Friday, January 6, 2017

University of Sydney X-lab

Yesterday University of Sydney held an open day. I took the opportunity to join a tour of the Charles Perkins Centre and its X-lab. The building has space for 1500 undergraduates, 900 medical researchers, and higher degree students. One feature of the building is the way the undergraduates can mingle with researchers and medical doctors.

The building has an atrium with curved balconies and a sinuous staircase offering an alternative to the lifts. There is the usual modern layout with open plan in the middle and meeting rooms around the outside, with glass walls.

The standout feature is the "X-lab wet lab". This has rows of lab benches, with each of 240 students getting a touch screen computer on an arm. Four instructor stations are equipped with cameras so the students can see their instructor, and the experiment they are performing close up on screen. There are directional loudspeakers in the ceilings above the benches, to allow students to listen to one of the four instructors.

The x-lab provides an advanced teaching environment, but is not perfect. The directional speakers work well enough, but are an expensive solution. A lower cost alternative would be to divide the room into four zones, with a row of equipment cabinets separating the zones.
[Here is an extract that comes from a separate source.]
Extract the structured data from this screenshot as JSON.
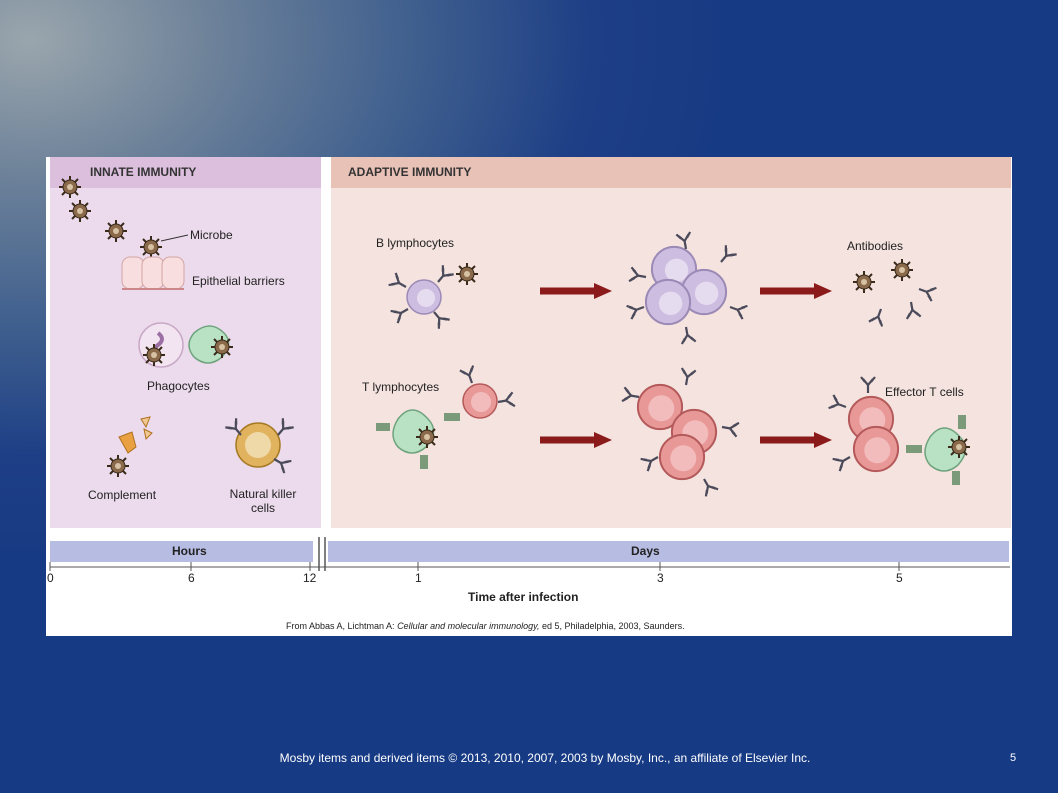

Low cost loudspeakers (or the speakers in the computers) in each zone would then have provided adequate sound separation. Alternatively headphones could be used, which would also allow the students to speak to the instructor: a technique I have dubbed the "silent lecture".

The DELL touchscreen computers, at about 36 inch, are somewhat oversize and tend to dominate the room. Smaller touch screens, of around 15 inch, might be more suitable (and cheaper).

The operator consoles at the ends of the benches are well equipped, but the screens here are also large and make the instructor hard to see. It might be useful to have the instructors station raised and smaller screens used.

The building also has "dry" teaching rooms, with a microscope for each student and a large computer monitor. There are also  conventional teaching rooms and informal group spaces for students. A surprise is that under the entrance to the building is a very large lecture theater. This is a good use of space, as a lecture theater d does not require a view and so can be placed underground.